Bloomington lies south of Minneapolis and the inner-ring suburb of Richfield. The Minneapolis street grids extends through Richfield and is present in parts of Bloomington, particularly between Interstate 35W and Cedar Avenue (Minnesota State Highway 77). However, the grid is much more fragmented in Bloomington, and many blocks are considerably larger—essentially two to four Minneapolis-sized blocks merged together.
There’s a certain logic to that, since the lot sizes for individual homes also grew as development moved pushed south and west through Bloomington. The most common residential lot size in Minneapolis is about one-eighth of an acre, while houses in Bloomington are typically on lots about two or three times that size. If a block size that formerly contained 30 homes could now only hold 15 or 10, it might make sense to bump up block sizes by a corresponding amount, in order to avoid creating too much infrastructure for too few people.
That alone might not have been so bad, but the city block structure also began to twist, turn, and break apart first as curving streets and then cul-de-sacs became fashionable among developers in the post-war era.

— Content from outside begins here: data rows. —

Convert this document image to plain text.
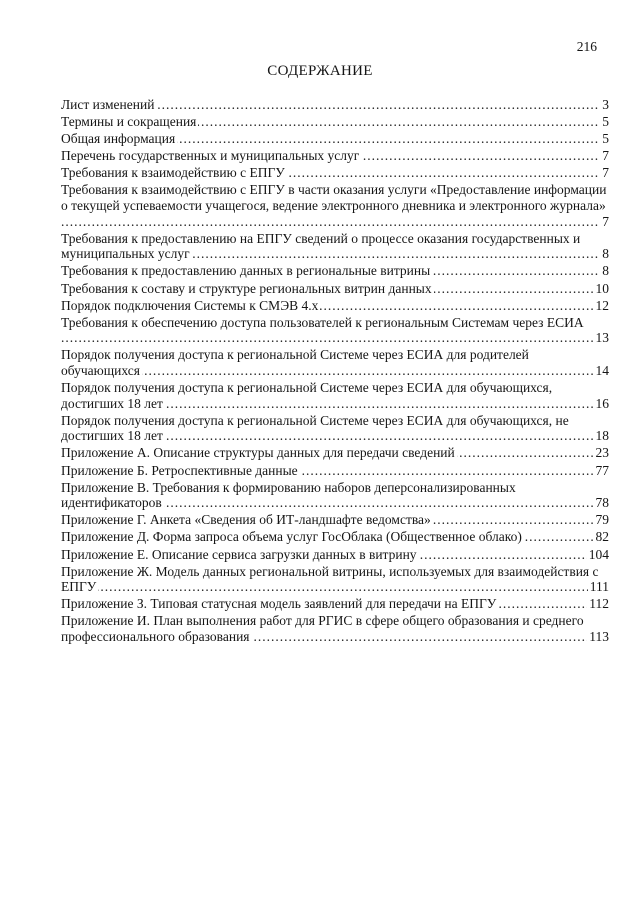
216
СОДЕРЖАНИЕ
Лист изменений	3
.....
Термины и сокращения	5
.....
Общая информация	5
.....
Перечень государственных и муниципальных услуг	7
.....
Требования к взаимодействию с ЕПГУ	7
.....
Требования к взаимодействию с ЕПГУ в части оказания услуги «Предоставление информации о текущей успеваемости учащегося, ведение электронного дневника и электронного журнала»
7
.....
Требования к предоставлению на ЕПГУ сведений о процессе оказания государственных и муниципальных услуг	8
.....
Требования к предоставлению данных в региональные витрины	8
.....
Требования к составу и структуре региональных витрин данных	10
.....
Порядок подключения Системы к СМЭВ 4.х	12
.....
Требования к обеспечению доступа пользователей к региональным Системам через ЕСИА
13
.....
Порядок получения доступа к региональной Системе через ЕСИА для родителей обучающихся	14
.....
Порядок получения доступа к региональной Системе через ЕСИА для обучающихся, достигших 18 лет	16
.....
Порядок получения доступа к региональной Системе через ЕСИА для обучающихся, не достигших 18 лет	18
.....
Приложение А. Описание структуры данных для передачи сведений	23
.....
Приложение Б. Ретроспективные данные	77
.....
Приложение В. Требования к формированию наборов деперсонализированных идентификаторов	78
.....
Приложение Г. Анкета «Сведения об ИТ-ландшафте ведомства»	79
.....
Приложение Д. Форма запроса объема услуг ГосОблака (Общественное облако)	82
.....
Приложение Е. Описание сервиса загрузки данных в витрину	104
.....
Приложение Ж. Модель данных региональной витрины, используемых для взаимодействия с ЕПГУ	111
.....
Приложение З. Типовая статусная модель заявлений для передачи на ЕПГУ	112
.....
Приложение И. План выполнения работ для РГИС в сфере общего образования и среднего профессионального образования	113
.....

Lot sizes for commercial and industrial businesses also grew, and retailers were often concentrated into strip malls or shopping centers, all of which were major contributors to the weakening of the street grid. Even though many businesses have the same or similar amounts of square footage as comparable ones on smaller parcels in the core cities, they’re separated into single-use buildings and surrounded by parking lots.
All of this helps explain why so few people walk, bike, and take transit in the suburbs, and how much of a challenge it is to correct the situation. People can grow up in the suburbs without really understanding the concept of a city block or experiencing what it’s like to live in a true neighborhood where it’s possible to live, work, eat, shop, and do most other things without needing to get on a highway.
As Nick Magrino noted in his Measuring the Metro Area and Getting Real with the Map piece, only the core cities and a limited set of the suburbs can be considered “urban” in a traditional sense. Without the framework of a tight grid or other small-block layout, it becomes nearly impossible to meet or even set meaningful goals for increasing mode share for walking, biking, or taking transit, and it makes it extremely challenging to serve populations like children, the elderly, or those with disabilities who can’t move themselves around by car.
While developers have occasionally tried to go back to smaller block sizes in what I like to call “New Urbanish” projects, they are still often isolated in small pods. Going back to the grid is one of the only ways to break developers of their bad habits. But are we already too late?